I looked into the cot where a small baby lay very still. From a distance he could have been dead but his colour disputed that and so I tried gentle stimulus by rubbing his chest and arms. He moved immediately, gurgled a bit and opened his little eyes. He was breathing and had been breathing all along. For some reason I will never understand, the parents and grandmother were nowhere near him and no attempt was, or had as far as I know, been made to establish whether he was dead or alive. They’d simply heard him breathing noisily and the 999 call had become crazily complicated after that.

None of us like being put in a position where the life of a child is at risk, especially when we work alone but the situation isn’t helped by this strange behaviour (which I think is cultural to a degree) and the obvious lack of proper communication from start to finish on the call – not necessarily a call-taker’s fault but when asked ‘is he breathing?’ I can see this father whipping up a frenzy just because he doesn’t know what the question means.

The baby was floppy, so he was unwell but his life wasn’t in the balance and he had recently been diagnosed with an infection. A crew arrived to take him away and the parents went along. Again, nothing was said and I had to ask the mother to carry her own baby. I'm sorry but sometimes I feel that, in some cultures, children are more of a commodity than anything else.

I was asked to check out a call for a 24 year-old man who was ‘bumping into things’ in the street, so I travelled up the road about a mile and found him with the police at his side. It was obvious that he’d taken something and was definitely not with it. Alcohol wasn’t in the equation; he was off his head. He couldn’t stand straight and he’d apparently walked in front of a bus when the police arrived. He had no clue where he was… or who he was. He gave his name as Brian, even though he was the most unlikely looking Brian I’d ever met. When he didn’t answer to that name later on and was reminded that he’d given us it, he simply looked at us and said ‘whatever’.

He insisted on ‘having a crap’ as he politely put it. In fact he was crouching in the street to defecate in front of us and had to be hauled up and reprimanded a couple of times by the cops.

The crew arrived after I’d originally cancelled them and then thought better of having him in the back of the car with me, so they were lumbered with the problem. I felt guilty. For a short time.


A 33 year-old homeless man threatened to throw himself into the river unless someone took him to Brighton, where his parents were. He was at his wit's end, he told me as the police stood around him, and he didn’t want to go on with his life. I asked him what he thought it would be like for me and my colleagues if we fished him out of the river. I asked him to consider how we could take such a thing home with us.

He backed down and changed his mind but I was still left with the problem of what to do with him. He had mental health problems and was bipolar. He was an alcoholic and had real health issues too but he hadn’t done anything wrong, so he wasn’t going to be arrested. Neither could he be left where he was because he would probably have seen through his threat after he’d forgotten what I’d said. There was no other option but to have him sectioned for his own safety and so I explained to him that he was going to hospital and that the police officer was going to let him know where he stood.

This decision hadn’t been made lightly and I had been on scene for almost 30 minutes before going ahead with it. He needed to be assessed and the only way to do that was to get him to hospital whether he wanted to go or not.

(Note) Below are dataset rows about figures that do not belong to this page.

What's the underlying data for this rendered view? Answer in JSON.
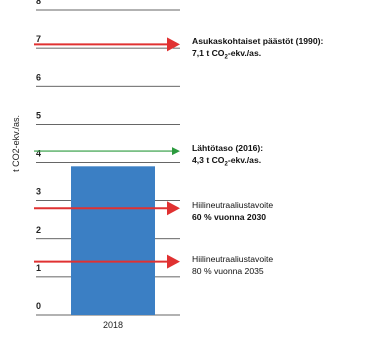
{
  "chart_data": {
    "type": "bar",
    "ylabel": "t CO2-ekv./as.",
    "ylim": [
      0,
      8
    ],
    "yticks": [
      0,
      1,
      2,
      3,
      4,
      5,
      6,
      7,
      8
    ],
    "grid": true,
    "categories": [
      "2018"
    ],
    "values": [
      3.9
    ],
    "bar_color": "#3b7fc4",
    "reference_arrows": [
      {
        "value": 7.1,
        "color": "#e03131",
        "label_line1": "Asukaskohtaiset päästöt (1990):",
        "label_line2_prefix": "7,1 t CO",
        "label_line2_sub": "2",
        "label_line2_suffix": "-ekv./as."
      },
      {
        "value": 4.3,
        "color": "#2b9a3e",
        "label_line1": "Lähtötaso (2016):",
        "label_line2_prefix": "4,3 t CO",
        "label_line2_sub": "2",
        "label_line2_suffix": "-ekv./as."
      },
      {
        "value": 2.8,
        "color": "#e03131",
        "label_line1": "Hiilineutraaliustavoite",
        "label_line2_prefix": "60 % vuonna 2030",
        "label_line2_sub": "",
        "label_line2_suffix": "",
        "bold_line2": true
      },
      {
        "value": 1.4,
        "color": "#e03131",
        "label_line1": "Hiilineutraaliustavoite",
        "label_line2_prefix": "80 % vuonna 2035",
        "label_line2_sub": "",
        "label_line2_suffix": "",
        "bold_line2": false
      }
    ]
  }
}
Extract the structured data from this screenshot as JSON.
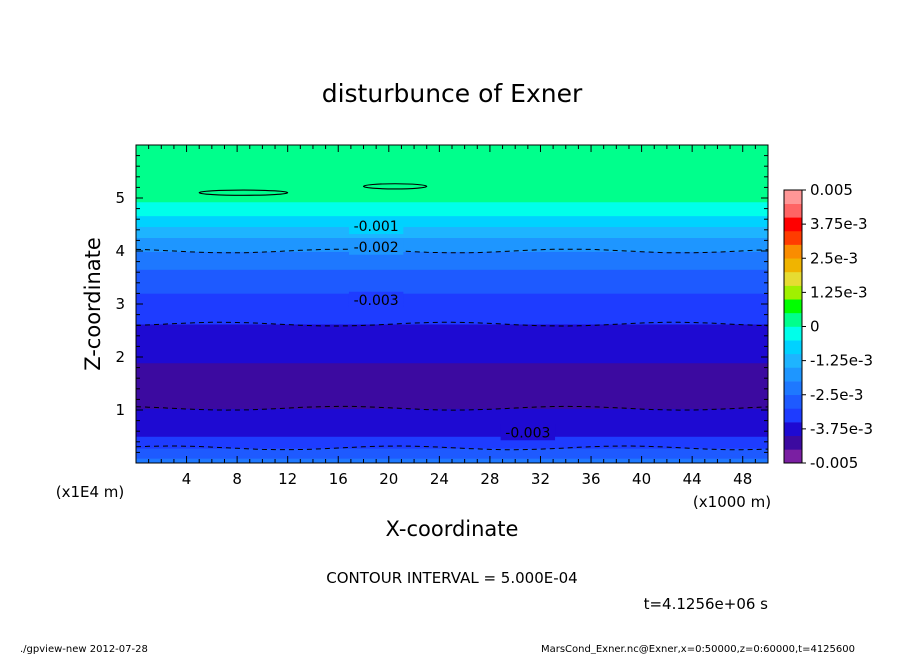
{
  "chart_data": {
    "type": "heatmap",
    "title": "disturbunce of Exner",
    "xlabel": "X-coordinate",
    "ylabel": "Z-coordinate",
    "x_unit": "(x1000 m)",
    "y_unit": "(x1E4 m)",
    "xlim": [
      0,
      50
    ],
    "ylim": [
      0,
      6
    ],
    "x_ticks": [
      4,
      8,
      12,
      16,
      20,
      24,
      28,
      32,
      36,
      40,
      44,
      48
    ],
    "y_ticks": [
      1,
      2,
      3,
      4,
      5
    ],
    "colorbar": {
      "labels": [
        "0.005",
        "3.75e-3",
        "2.5e-3",
        "1.25e-3",
        "0",
        "-1.25e-3",
        "-2.5e-3",
        "-3.75e-3",
        "-0.005"
      ],
      "min": -0.005,
      "max": 0.005
    },
    "contour_labels": [
      {
        "text": "-0.001",
        "x": 19,
        "z": 4.47
      },
      {
        "text": "-0.002",
        "x": 19,
        "z": 4.08
      },
      {
        "text": "-0.003",
        "x": 19,
        "z": 3.08
      },
      {
        "text": "-0.003",
        "x": 31,
        "z": 0.58
      }
    ],
    "profile_z": [
      0,
      0.2,
      0.5,
      0.9,
      1.3,
      1.9,
      2.5,
      3.1,
      3.6,
      3.8,
      4.1,
      4.3,
      4.5,
      4.7,
      5.0,
      6.0
    ],
    "profile_value": [
      -0.0022,
      -0.0028,
      -0.0035,
      -0.0039,
      -0.0042,
      -0.004,
      -0.0036,
      -0.0031,
      -0.0026,
      -0.0022,
      -0.0019,
      -0.0014,
      -0.0009,
      -0.0004,
      0.0001,
      0.0002
    ],
    "contour_interval": 0.0005
  },
  "footer": {
    "contour_interval": "CONTOUR INTERVAL = 5.000E-04",
    "time": "t=4.1256e+06 s",
    "program": "./gpview-new   2012-07-28",
    "source": "MarsCond_Exner.nc@Exner,x=0:50000,z=0:60000,t=4125600"
  }
}
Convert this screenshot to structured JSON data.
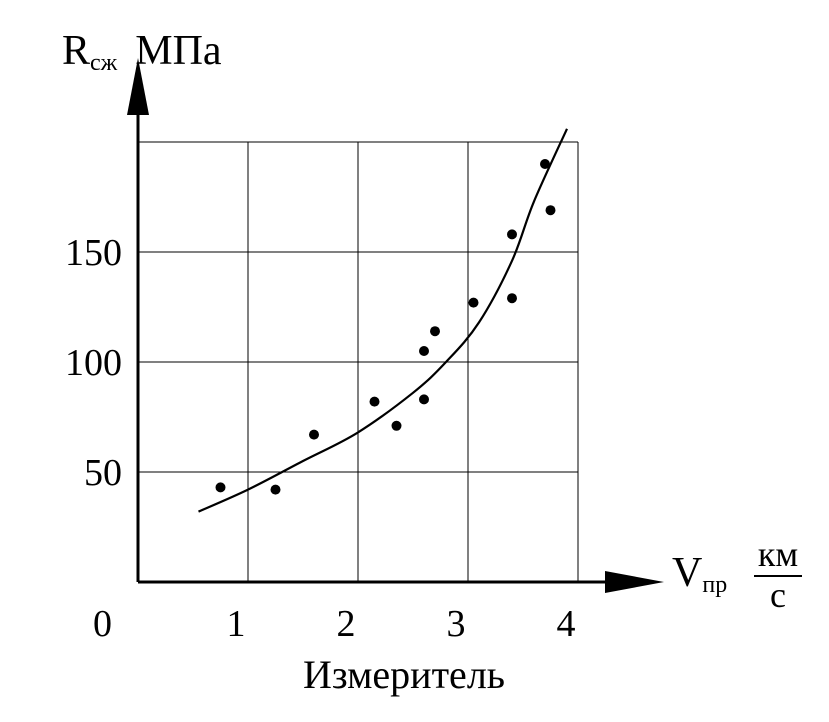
{
  "chart_data": {
    "type": "scatter",
    "title": "",
    "xlabel": "Измеритель",
    "ylabel_main": "R",
    "ylabel_sub": "сж",
    "ylabel_unit": "МПа",
    "xaxis_symbol_main": "V",
    "xaxis_symbol_sub": "пр",
    "xaxis_unit_num": "км",
    "xaxis_unit_den": "с",
    "origin_label": "0",
    "xlim": [
      0,
      4
    ],
    "ylim": [
      0,
      200
    ],
    "grid": true,
    "x_ticks": [
      "1",
      "2",
      "3",
      "4"
    ],
    "x_tick_values": [
      1,
      2,
      3,
      4
    ],
    "y_ticks": [
      "50",
      "100",
      "150"
    ],
    "y_tick_values": [
      50,
      100,
      150
    ],
    "points": [
      {
        "x": 0.75,
        "y": 43
      },
      {
        "x": 1.25,
        "y": 42
      },
      {
        "x": 1.6,
        "y": 67
      },
      {
        "x": 2.15,
        "y": 82
      },
      {
        "x": 2.35,
        "y": 71
      },
      {
        "x": 2.6,
        "y": 105
      },
      {
        "x": 2.6,
        "y": 83
      },
      {
        "x": 2.7,
        "y": 114
      },
      {
        "x": 3.05,
        "y": 127
      },
      {
        "x": 3.4,
        "y": 158
      },
      {
        "x": 3.4,
        "y": 129
      },
      {
        "x": 3.7,
        "y": 190
      },
      {
        "x": 3.75,
        "y": 169
      }
    ],
    "trend_line": [
      {
        "x": 0.55,
        "y": 32
      },
      {
        "x": 1.0,
        "y": 42
      },
      {
        "x": 1.5,
        "y": 55
      },
      {
        "x": 2.0,
        "y": 68
      },
      {
        "x": 2.5,
        "y": 86
      },
      {
        "x": 2.8,
        "y": 100
      },
      {
        "x": 3.1,
        "y": 118
      },
      {
        "x": 3.4,
        "y": 146
      },
      {
        "x": 3.6,
        "y": 173
      },
      {
        "x": 3.9,
        "y": 206
      }
    ]
  }
}
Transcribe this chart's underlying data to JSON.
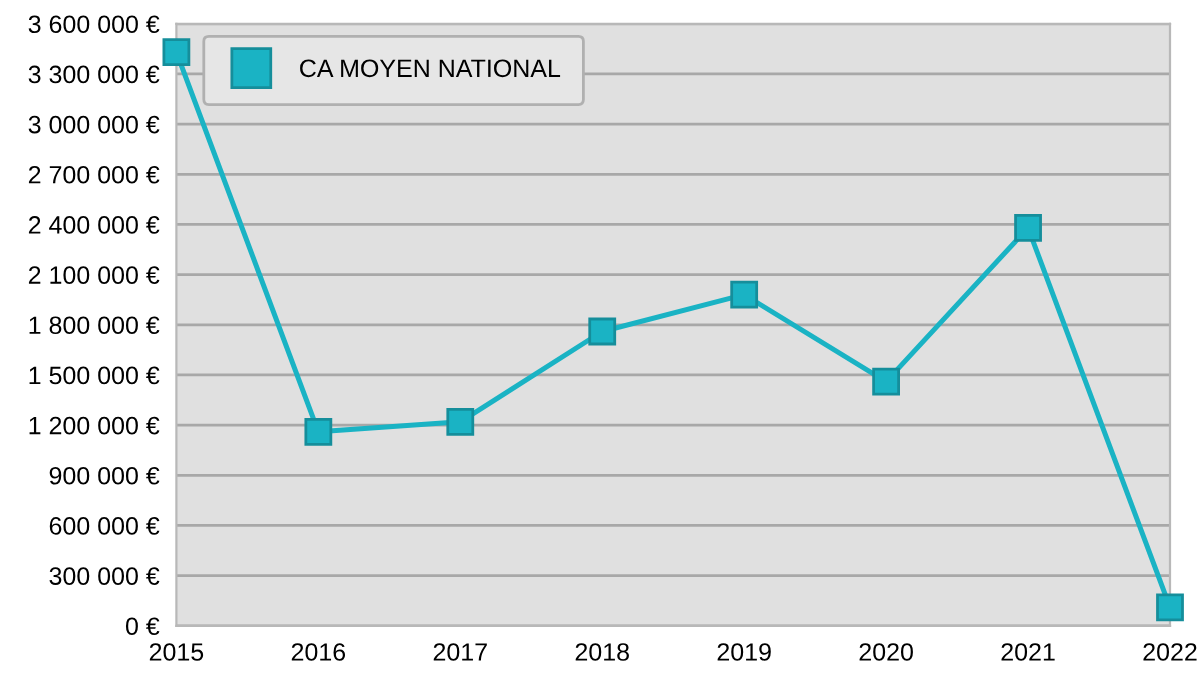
{
  "chart_data": {
    "type": "line",
    "x": [
      2015,
      2016,
      2017,
      2018,
      2019,
      2020,
      2021,
      2022
    ],
    "series": [
      {
        "name": "CA MOYEN NATIONAL",
        "color": "#1ab3c4",
        "values": [
          3430000,
          1160000,
          1220000,
          1760000,
          1980000,
          1460000,
          2380000,
          110000
        ]
      }
    ],
    "xlim": [
      2015,
      2022
    ],
    "xticks": [
      2015,
      2016,
      2017,
      2018,
      2019,
      2020,
      2021,
      2022
    ],
    "ylim": [
      0,
      3600000
    ],
    "yticks": [
      {
        "value": 0,
        "label": "0 €"
      },
      {
        "value": 300000,
        "label": "300 000 €"
      },
      {
        "value": 600000,
        "label": "600 000 €"
      },
      {
        "value": 900000,
        "label": "900 000 €"
      },
      {
        "value": 1200000,
        "label": "1 200 000 €"
      },
      {
        "value": 1500000,
        "label": "1 500 000 €"
      },
      {
        "value": 1800000,
        "label": "1 800 000 €"
      },
      {
        "value": 2100000,
        "label": "2 100 000 €"
      },
      {
        "value": 2400000,
        "label": "2 400 000 €"
      },
      {
        "value": 2700000,
        "label": "2 700 000 €"
      },
      {
        "value": 3000000,
        "label": "3 000 000 €"
      },
      {
        "value": 3300000,
        "label": "3 300 000 €"
      },
      {
        "value": 3600000,
        "label": "3 600 000 €"
      }
    ],
    "grid": "y",
    "legend": "top left",
    "marker": "square",
    "line_style": "solid"
  }
}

After that, its all a blur and, as I said, my shift ended abruptly.

Be safe.

3 comments:

Anonymous said...

Hope the abrupt end isnt too sinister, and hasnt knocked you too bad!
What sort of training do you get to deal with sucicides and 'jumpers'?
Cheers
VT

AnalogueAndy said...

Ditto that. Abrupt, blur incident don't sound at all like you.

Hope all is well

Andy

Xf said...

VT

Not enough. It's often down to age and experience when talking to someone in that state of mind.